Dem Senator Says Obama Civil Rights Nominee Would Have Been Confirmed If He Was White

WASHINGTON -- Sen. Tom Harkin (D-Iowa) took to the Senate floor Wednesday night to slam fellow senators for what he called their "shameful" vote to block the nomination of a respected civil rights lawyer to a top Justice Department post.

Harkin, who has a law degree, said the vote against Debo Adegbile shows the Senate measures nominees according to race, and suggested the lawyer would have been confirmed as head of the Justice Department's Civil Rights Division if he was white instead of biracial. Adegbile was attacked by senators for heading the NAACP Legal Defense and Education Fund, which represented murderer Mumia Abu-Jamal decades after a death sentence for killing a Philadelphia police officer.

Watch Harkin's full floor speech above.

"We sent a message: We have a double standard. A terrible double standard," Harkin said, pointing out that Supreme Court Chief Justice John Roberts once worked on behalf of a mass murderer.

"Here's the message we sent today," Harkin said. "You young people listen up. If you are a young white person and you go to work for a law firm … and that law firm assigns you to a pro bono case to defend someone who killed eight people in cold blood … my advice from this, what happened today, is you should do that … Because if you do that, who knows? You might wind up to be the chief justice of the United States Supreme Court.

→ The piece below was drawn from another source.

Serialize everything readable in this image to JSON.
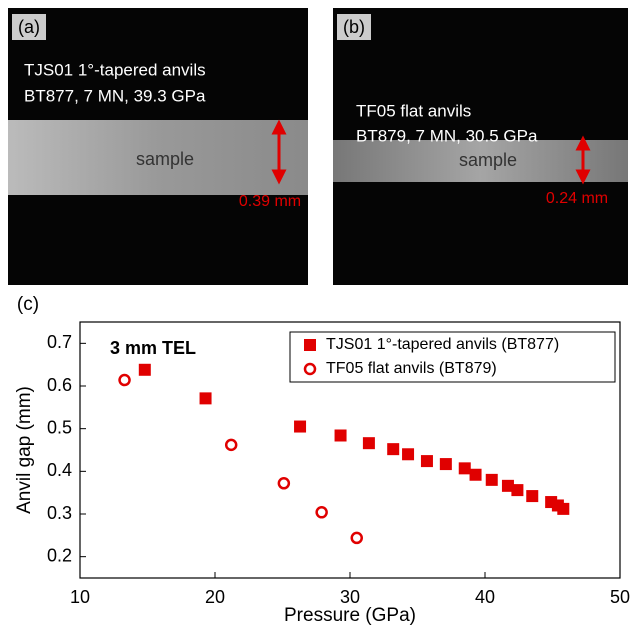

"However, if you are a young black person and you go to work for the NAACP Legal Defense Fund … and you're asked to sign an appeal for someone convicted of murder, what the message said today is, 'Don't do it! Don't do it.' Because you know what? If you do that, in keeping with your legal obligations and your profession, you will be denied by the U.S. Senate from being an attorney in the U.S. Department of Justice," Harkin said.

"What about that guy sitting over there -- the chief justice of the Supreme Court -- defended a person who killed eight people?" Harkin asked, pointing toward the nearby court building. "Maybe we should institute a -- an impeachment process? Maybe that's what we ought to do. Maybe my friends on the Republican side did not know this about John Roberts, that he had defended a mass murderer. Maybe that's what we've got to do, bring up an impeachment process. Let's impeach the chief justice because he had fulfilled his legal obligation to defend a murderer. Well, I hope that you see the ridiculousness of that argument."